Thursday, September 23, 2010

training

Well, I got my wish. Yesterday's shift was unbelievably busy. But not in the way I expected. Soon as we walked on the floor my crew was summoned to the training tower where we spent the next 8 hours doing training evolutions. In full gear and breathing apparatus we had to crawl through a blacked out confined space maze where some of the openings were so tight you had to take your pack off and push it in front of you while being careful not to rip your facepiece off, do a self-rescue head first out of a window (check out the video that inspired our training), reviewed policies, covered a hazmat spill using AFF foam (so fun! looked like a giant bubble bath by the time we were done), did a housefire evolution with live burn, and did a high rise fire evolution. By the end of the day I was pretty pooched. I realized that I had some advantages and disadvantages: I rocked the confine space evolution because I am slim enough to squeeze through the tightest of spaces but some of the equipment was fighting against my body... the airpack harness wouldn't cinch up around my waist tight enough so the weight of the pack started to really bug my neck and shoulders after a few hours. And I was stuck humping 60 feet of charged hose line through a smoky house with zero visibility. It came down to feeling my way back to where the hose was deployed... bend over to pick it up, sling it over my shoulder, turn around and head back towards the fire and drag it as far as I could, turn around and do the whole thing back again a half a dozen times... all by my lonesome. What made it harder was that there were two tight corners that I had to manoeuvre around and bending charged fire lines is pretty darn near impossible. I was breathing so hard I couldn't hear radio communications so for every two breaths I took I held my breath for a few seconds just to create some quiet and listen instead of panting and sounding like Darth Vader in my mask.

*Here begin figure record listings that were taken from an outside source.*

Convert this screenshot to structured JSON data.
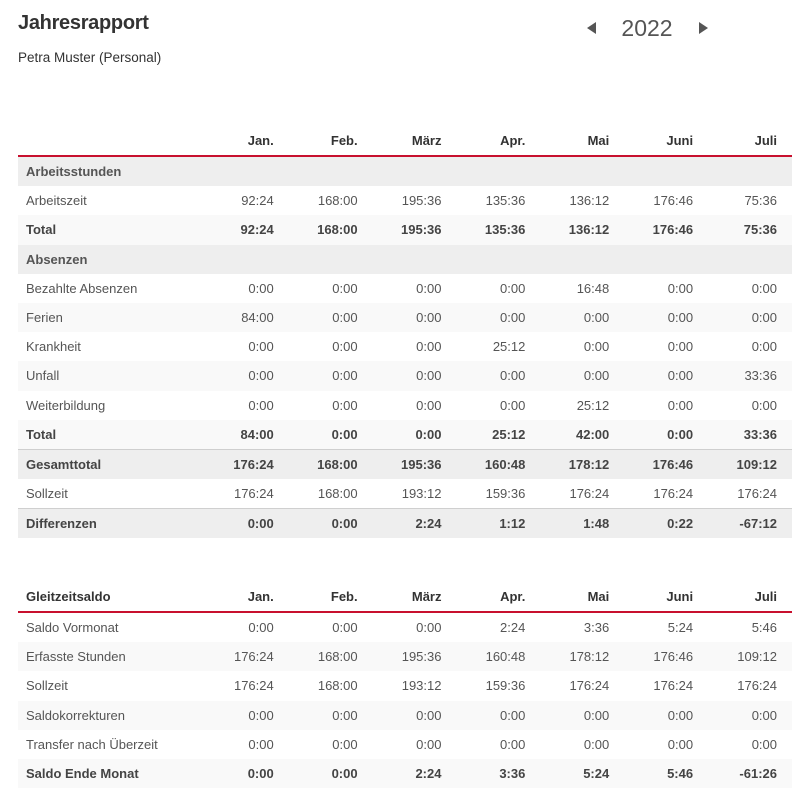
{
  "header": {
    "title": "Jahresrapport",
    "subtitle": "Petra Muster  (Personal)",
    "year": "2022"
  },
  "months": [
    "Jan.",
    "Feb.",
    "März",
    "Apr.",
    "Mai",
    "Juni",
    "Juli"
  ],
  "report": {
    "sections": [
      {
        "title": "Arbeitsstunden",
        "rows": [
          {
            "label": "Arbeitszeit",
            "values": [
              "92:24",
              "168:00",
              "195:36",
              "135:36",
              "136:12",
              "176:46",
              "75:36"
            ]
          }
        ],
        "total": {
          "label": "Total",
          "values": [
            "92:24",
            "168:00",
            "195:36",
            "135:36",
            "136:12",
            "176:46",
            "75:36"
          ]
        }
      },
      {
        "title": "Absenzen",
        "rows": [
          {
            "label": "Bezahlte Absenzen",
            "values": [
              "0:00",
              "0:00",
              "0:00",
              "0:00",
              "16:48",
              "0:00",
              "0:00"
            ]
          },
          {
            "label": "Ferien",
            "values": [
              "84:00",
              "0:00",
              "0:00",
              "0:00",
              "0:00",
              "0:00",
              "0:00"
            ]
          },
          {
            "label": "Krankheit",
            "values": [
              "0:00",
              "0:00",
              "0:00",
              "25:12",
              "0:00",
              "0:00",
              "0:00"
            ]
          },
          {
            "label": "Unfall",
            "values": [
              "0:00",
              "0:00",
              "0:00",
              "0:00",
              "0:00",
              "0:00",
              "33:36"
            ]
          },
          {
            "label": "Weiterbildung",
            "values": [
              "0:00",
              "0:00",
              "0:00",
              "0:00",
              "25:12",
              "0:00",
              "0:00"
            ]
          }
        ],
        "total": {
          "label": "Total",
          "values": [
            "84:00",
            "0:00",
            "0:00",
            "25:12",
            "42:00",
            "0:00",
            "33:36"
          ]
        }
      }
    ],
    "gesamttotal": {
      "label": "Gesamttotal",
      "values": [
        "176:24",
        "168:00",
        "195:36",
        "160:48",
        "178:12",
        "176:46",
        "109:12"
      ]
    },
    "sollzeit": {
      "label": "Sollzeit",
      "values": [
        "176:24",
        "168:00",
        "193:12",
        "159:36",
        "176:24",
        "176:24",
        "176:24"
      ]
    },
    "differenzen": {
      "label": "Differenzen",
      "values": [
        "0:00",
        "0:00",
        "2:24",
        "1:12",
        "1:48",
        "0:22",
        "-67:12"
      ]
    }
  },
  "gleitzeit": {
    "title": "Gleitzeitsaldo",
    "rows": [
      {
        "label": "Saldo Vormonat",
        "values": [
          "0:00",
          "0:00",
          "0:00",
          "2:24",
          "3:36",
          "5:24",
          "5:46"
        ]
      },
      {
        "label": "Erfasste Stunden",
        "values": [
          "176:24",
          "168:00",
          "195:36",
          "160:48",
          "178:12",
          "176:46",
          "109:12"
        ]
      },
      {
        "label": "Sollzeit",
        "values": [
          "176:24",
          "168:00",
          "193:12",
          "159:36",
          "176:24",
          "176:24",
          "176:24"
        ]
      },
      {
        "label": "Saldokorrekturen",
        "values": [
          "0:00",
          "0:00",
          "0:00",
          "0:00",
          "0:00",
          "0:00",
          "0:00"
        ]
      },
      {
        "label": "Transfer nach Überzeit",
        "values": [
          "0:00",
          "0:00",
          "0:00",
          "0:00",
          "0:00",
          "0:00",
          "0:00"
        ]
      }
    ],
    "end": {
      "label": "Saldo Ende Monat",
      "values": [
        "0:00",
        "0:00",
        "2:24",
        "3:36",
        "5:24",
        "5:46",
        "-61:26"
      ]
    }
  }
}
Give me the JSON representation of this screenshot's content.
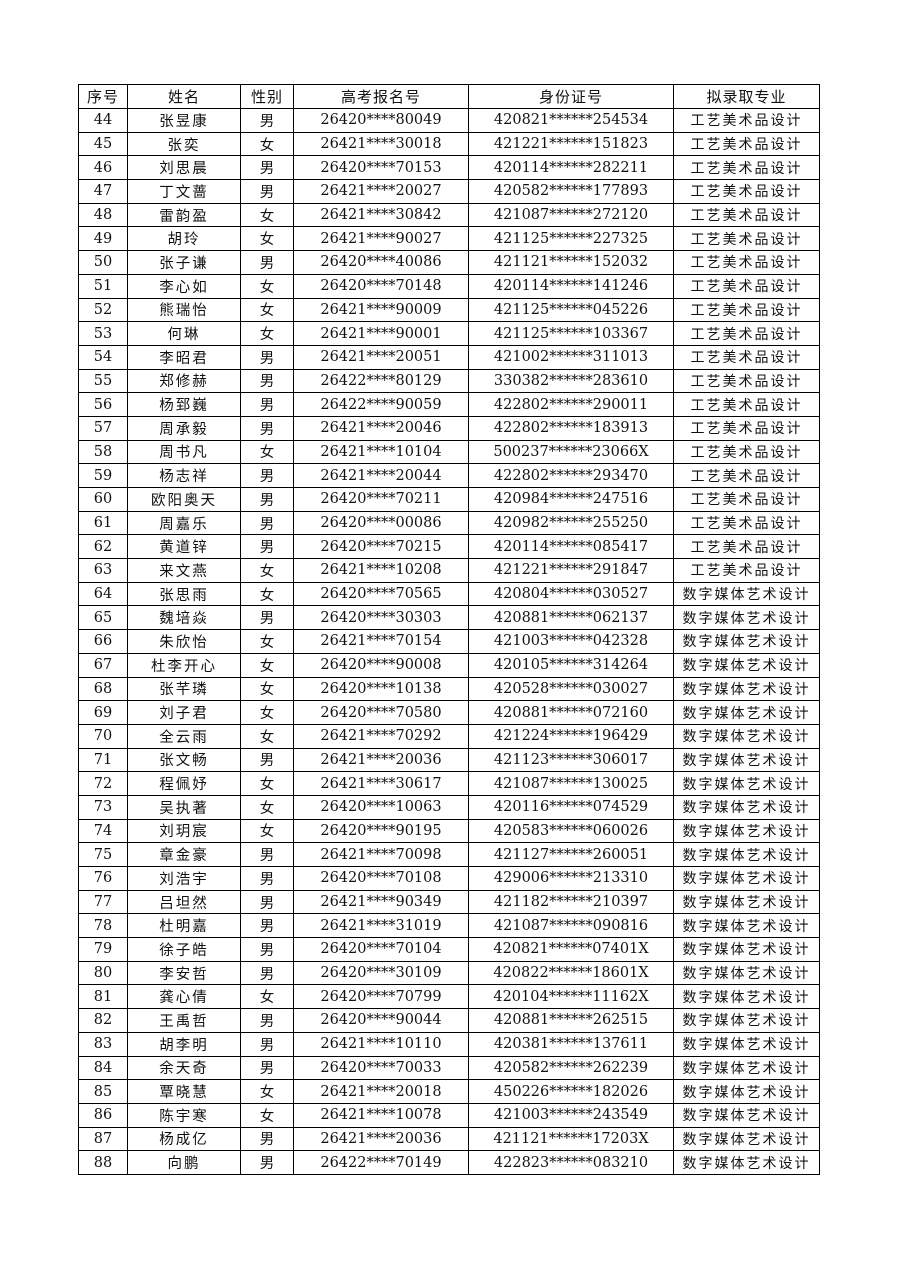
{
  "table": {
    "headers": [
      "序号",
      "姓名",
      "性别",
      "高考报名号",
      "身份证号",
      "拟录取专业"
    ],
    "rows": [
      [
        "44",
        "张昱康",
        "男",
        "26420****80049",
        "420821******254534",
        "工艺美术品设计"
      ],
      [
        "45",
        "张奕",
        "女",
        "26421****30018",
        "421221******151823",
        "工艺美术品设计"
      ],
      [
        "46",
        "刘思晨",
        "男",
        "26420****70153",
        "420114******282211",
        "工艺美术品设计"
      ],
      [
        "47",
        "丁文蔷",
        "男",
        "26421****20027",
        "420582******177893",
        "工艺美术品设计"
      ],
      [
        "48",
        "雷韵盈",
        "女",
        "26421****30842",
        "421087******272120",
        "工艺美术品设计"
      ],
      [
        "49",
        "胡玲",
        "女",
        "26421****90027",
        "421125******227325",
        "工艺美术品设计"
      ],
      [
        "50",
        "张子谦",
        "男",
        "26420****40086",
        "421121******152032",
        "工艺美术品设计"
      ],
      [
        "51",
        "李心如",
        "女",
        "26420****70148",
        "420114******141246",
        "工艺美术品设计"
      ],
      [
        "52",
        "熊瑞怡",
        "女",
        "26421****90009",
        "421125******045226",
        "工艺美术品设计"
      ],
      [
        "53",
        "何琳",
        "女",
        "26421****90001",
        "421125******103367",
        "工艺美术品设计"
      ],
      [
        "54",
        "李昭君",
        "男",
        "26421****20051",
        "421002******311013",
        "工艺美术品设计"
      ],
      [
        "55",
        "郑修赫",
        "男",
        "26422****80129",
        "330382******283610",
        "工艺美术品设计"
      ],
      [
        "56",
        "杨郅巍",
        "男",
        "26422****90059",
        "422802******290011",
        "工艺美术品设计"
      ],
      [
        "57",
        "周承毅",
        "男",
        "26421****20046",
        "422802******183913",
        "工艺美术品设计"
      ],
      [
        "58",
        "周书凡",
        "女",
        "26421****10104",
        "500237******23066X",
        "工艺美术品设计"
      ],
      [
        "59",
        "杨志祥",
        "男",
        "26421****20044",
        "422802******293470",
        "工艺美术品设计"
      ],
      [
        "60",
        "欧阳奥天",
        "男",
        "26420****70211",
        "420984******247516",
        "工艺美术品设计"
      ],
      [
        "61",
        "周嘉乐",
        "男",
        "26420****00086",
        "420982******255250",
        "工艺美术品设计"
      ],
      [
        "62",
        "黄道锌",
        "男",
        "26420****70215",
        "420114******085417",
        "工艺美术品设计"
      ],
      [
        "63",
        "来文燕",
        "女",
        "26421****10208",
        "421221******291847",
        "工艺美术品设计"
      ],
      [
        "64",
        "张思雨",
        "女",
        "26420****70565",
        "420804******030527",
        "数字媒体艺术设计"
      ],
      [
        "65",
        "魏培焱",
        "男",
        "26420****30303",
        "420881******062137",
        "数字媒体艺术设计"
      ],
      [
        "66",
        "朱欣怡",
        "女",
        "26421****70154",
        "421003******042328",
        "数字媒体艺术设计"
      ],
      [
        "67",
        "杜李开心",
        "女",
        "26420****90008",
        "420105******314264",
        "数字媒体艺术设计"
      ],
      [
        "68",
        "张芊璘",
        "女",
        "26420****10138",
        "420528******030027",
        "数字媒体艺术设计"
      ],
      [
        "69",
        "刘子君",
        "女",
        "26420****70580",
        "420881******072160",
        "数字媒体艺术设计"
      ],
      [
        "70",
        "全云雨",
        "女",
        "26421****70292",
        "421224******196429",
        "数字媒体艺术设计"
      ],
      [
        "71",
        "张文畅",
        "男",
        "26421****20036",
        "421123******306017",
        "数字媒体艺术设计"
      ],
      [
        "72",
        "程佩妤",
        "女",
        "26421****30617",
        "421087******130025",
        "数字媒体艺术设计"
      ],
      [
        "73",
        "吴执著",
        "女",
        "26420****10063",
        "420116******074529",
        "数字媒体艺术设计"
      ],
      [
        "74",
        "刘玥宸",
        "女",
        "26420****90195",
        "420583******060026",
        "数字媒体艺术设计"
      ],
      [
        "75",
        "章金豪",
        "男",
        "26421****70098",
        "421127******260051",
        "数字媒体艺术设计"
      ],
      [
        "76",
        "刘浩宇",
        "男",
        "26420****70108",
        "429006******213310",
        "数字媒体艺术设计"
      ],
      [
        "77",
        "吕坦然",
        "男",
        "26421****90349",
        "421182******210397",
        "数字媒体艺术设计"
      ],
      [
        "78",
        "杜明嘉",
        "男",
        "26421****31019",
        "421087******090816",
        "数字媒体艺术设计"
      ],
      [
        "79",
        "徐子皓",
        "男",
        "26420****70104",
        "420821******07401X",
        "数字媒体艺术设计"
      ],
      [
        "80",
        "李安哲",
        "男",
        "26420****30109",
        "420822******18601X",
        "数字媒体艺术设计"
      ],
      [
        "81",
        "龚心倩",
        "女",
        "26420****70799",
        "420104******11162X",
        "数字媒体艺术设计"
      ],
      [
        "82",
        "王禹哲",
        "男",
        "26420****90044",
        "420881******262515",
        "数字媒体艺术设计"
      ],
      [
        "83",
        "胡李明",
        "男",
        "26421****10110",
        "420381******137611",
        "数字媒体艺术设计"
      ],
      [
        "84",
        "余天奇",
        "男",
        "26420****70033",
        "420582******262239",
        "数字媒体艺术设计"
      ],
      [
        "85",
        "覃晓慧",
        "女",
        "26421****20018",
        "450226******182026",
        "数字媒体艺术设计"
      ],
      [
        "86",
        "陈宇寒",
        "女",
        "26421****10078",
        "421003******243549",
        "数字媒体艺术设计"
      ],
      [
        "87",
        "杨成亿",
        "男",
        "26421****20036",
        "421121******17203X",
        "数字媒体艺术设计"
      ],
      [
        "88",
        "向鹏",
        "男",
        "26422****70149",
        "422823******083210",
        "数字媒体艺术设计"
      ]
    ]
  }
}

In a real fire situation I would have had help but since this was training with worst case scenarioI was stuck on my own. Good fun anyway. I learned a few other things like it is great fun to slide down a ladder but probably wouldn't be that fun with flames trying to get at my behind, and I also learned that no matter how tasty and delicious, do not eat a plate of greasy french fries on your lunch break right before you are going to be humping hose.... burping in your facepiece is no fun whatsoever.

On a completely different note, my husband finally figured out a way to tame our daughter at the dinner table. Lately she has taken to tap dancing on the table and messing around and doing everything but eat at dinner time. So I had to laugh out loud when he sent me this picture last night:

In desperation he grabbed my laptop and stuck in a DVD. Thomas the Tank Engine saves the day!